More information on DNS Hijacking can be found here : DNS Hijacking

  1. DNS Cache Poisoning - DNS Cache is said to be poisoned when it stores a malicious entry instead of a valid one. For example, if we type google.com, for the first time our computer will make a DNS query to appropriate DNS Server and once it gets a response, it will store the IP address of google.com in its DNS Cache, with a time-stamp up to which the entry remains valid. Within that time, if we type google.com again, our computer will look at its DNS Cache for the entry.
In DNS Cache Poisoning attackers use some malicious tricks to make the computers store
malicious DNS entries containing IP address of malicious webpages controlled by the attackers,
so that the attackers can exploit that later.
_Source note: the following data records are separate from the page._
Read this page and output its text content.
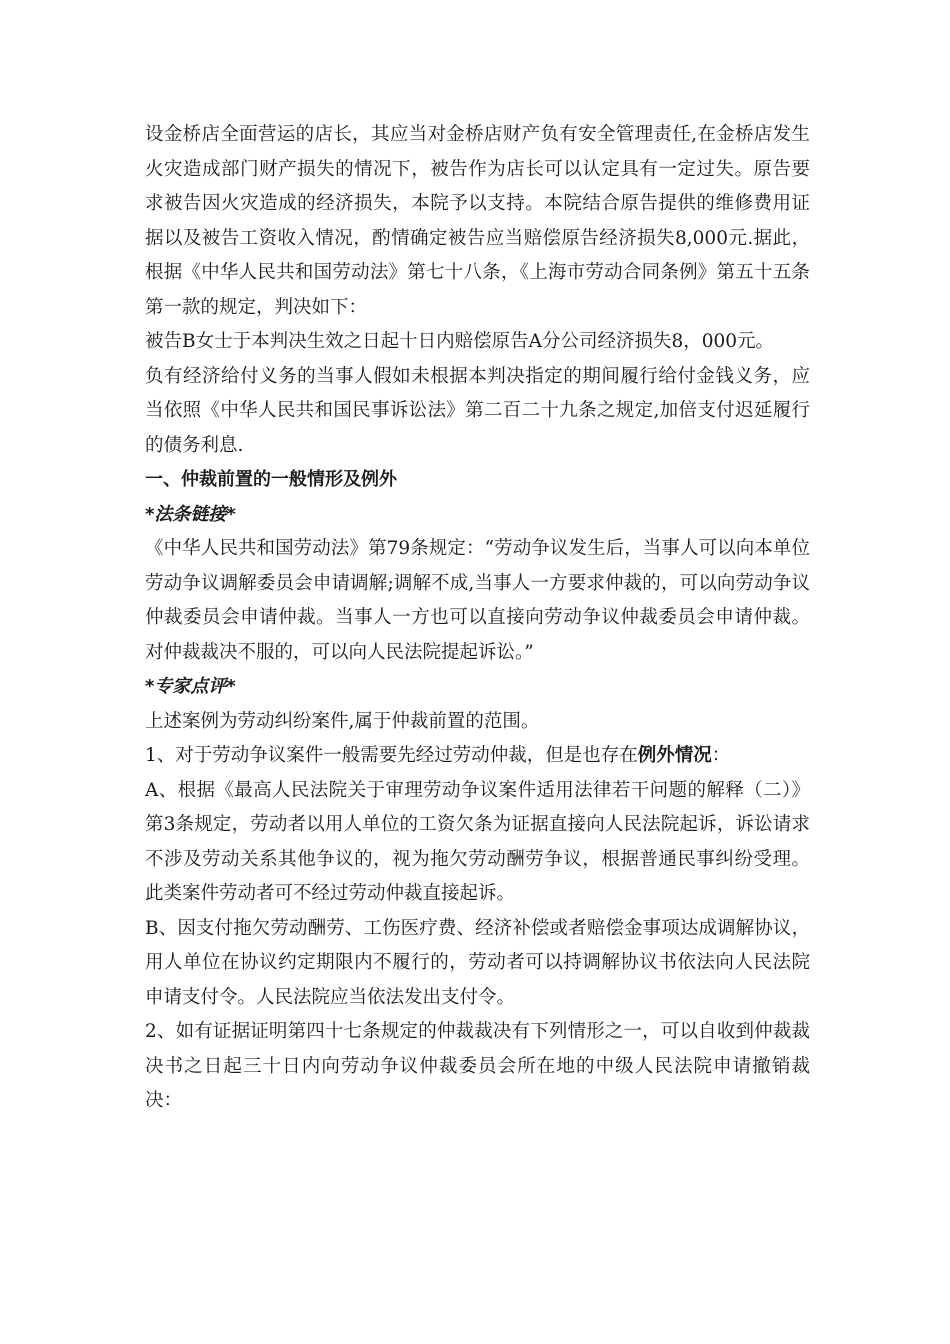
设金桥店全面营运的店长，其应当对金桥店财产负有安全管理责任,在金桥店发生火灾造成部门财产损失的情况下，被告作为店长可以认定具有一定过失。原告要求被告因火灾造成的经济损失，本院予以支持。本院结合原告提供的维修费用证据以及被告工资收入情况，酌情确定被告应当赔偿原告经济损失8,000元.据此，根据《中华人民共和国劳动法》第七十八条，《上海市劳动合同条例》第五十五条第一款的规定，判决如下：

被告B女士于本判决生效之日起十日内赔偿原告A分公司经济损失8，000元。

负有经济给付义务的当事人假如未根据本判决指定的期间履行给付金钱义务，应当依照《中华人民共和国民事诉讼法》第二百二十九条之规定,加倍支付迟延履行的债务利息.

一、仲裁前置的一般情形及例外

*法条链接*

《中华人民共和国劳动法》第79条规定：“劳动争议发生后，当事人可以向本单位劳动争议调解委员会申请调解;调解不成,当事人一方要求仲裁的，可以向劳动争议仲裁委员会申请仲裁。当事人一方也可以直接向劳动争议仲裁委员会申请仲裁。对仲裁裁决不服的，可以向人民法院提起诉讼。”

*专家点评*

上述案例为劳动纠纷案件,属于仲裁前置的范围。

1、对于劳动争议案件一般需要先经过劳动仲裁，但是也存在例外情况：

A、根据《最高人民法院关于审理劳动争议案件适用法律若干问题的解释（二）》第3条规定，劳动者以用人单位的工资欠条为证据直接向人民法院起诉，诉讼请求不涉及劳动关系其他争议的，视为拖欠劳动酬劳争议，根据普通民事纠纷受理。此类案件劳动者可不经过劳动仲裁直接起诉。

B、因支付拖欠劳动酬劳、工伤医疗费、经济补偿或者赔偿金事项达成调解协议，用人单位在协议约定期限内不履行的，劳动者可以持调解协议书依法向人民法院申请支付令。人民法院应当依法发出支付令。

2、如有证据证明第四十七条规定的仲裁裁决有下列情形之一，可以自收到仲裁裁决书之日起三十日内向劳动争议仲裁委员会所在地的中级人民法院申请撤销裁决：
More information on DNS Cache Poisoning can be found here : DNS Cache Poisoning

  1. When emails are transported from one mail server to another, the mail servers make DNS queries to get IP addresses of mail servers indicated in the corresponding emails. Attackers can even play their trickery there and make the mail servers forward sensitive emails to the attackers' servers instead, following which attackers can steal sensitive data contained in the emails.

    More information on this type of attacks can be found here : DNS Hijacking while transporting emails

The above list is not exhaustive though.

How DNSSEC enhances security of DNS

A DNS query is resolved in stages. For example, when a computer makes a DNS query for www.somewebsite.com, a query is first asked to root zone directory at the top level and then it asks .com directory service identified by root where to find information on .somewebsite.com. And finally, it asks the .somewebsite.example.com directory service identified by .com where to find the address for www.somewebsite.com.

DNSSEC security extensions adds a chain of digital signatures in the DNS hierarchy. It uses public key cryptography for that purpose.

Each level in the DNS hierarchy owns its own signature generating keys. And, each level signs the key of the level just below it.

So, that would mean, for the example of www.somewebsite.com above, root would sign .com's keys, .com would sign .somewebsite.com's keys and .somewebsite.com would sign www.somewebsite.com's keys.

Since, every key is validated by the one above it, data integrity of DNS data is maintained over the whole process of Domain Name Resolution and the DNS clients get only authentic DNS responses.

DNSSEC implementation is quite complex and its adoption is very slow. But, once it is implemented, internet will be much more secured.

This article intended to give the basic idea of DNSSEC. Hope you liked it.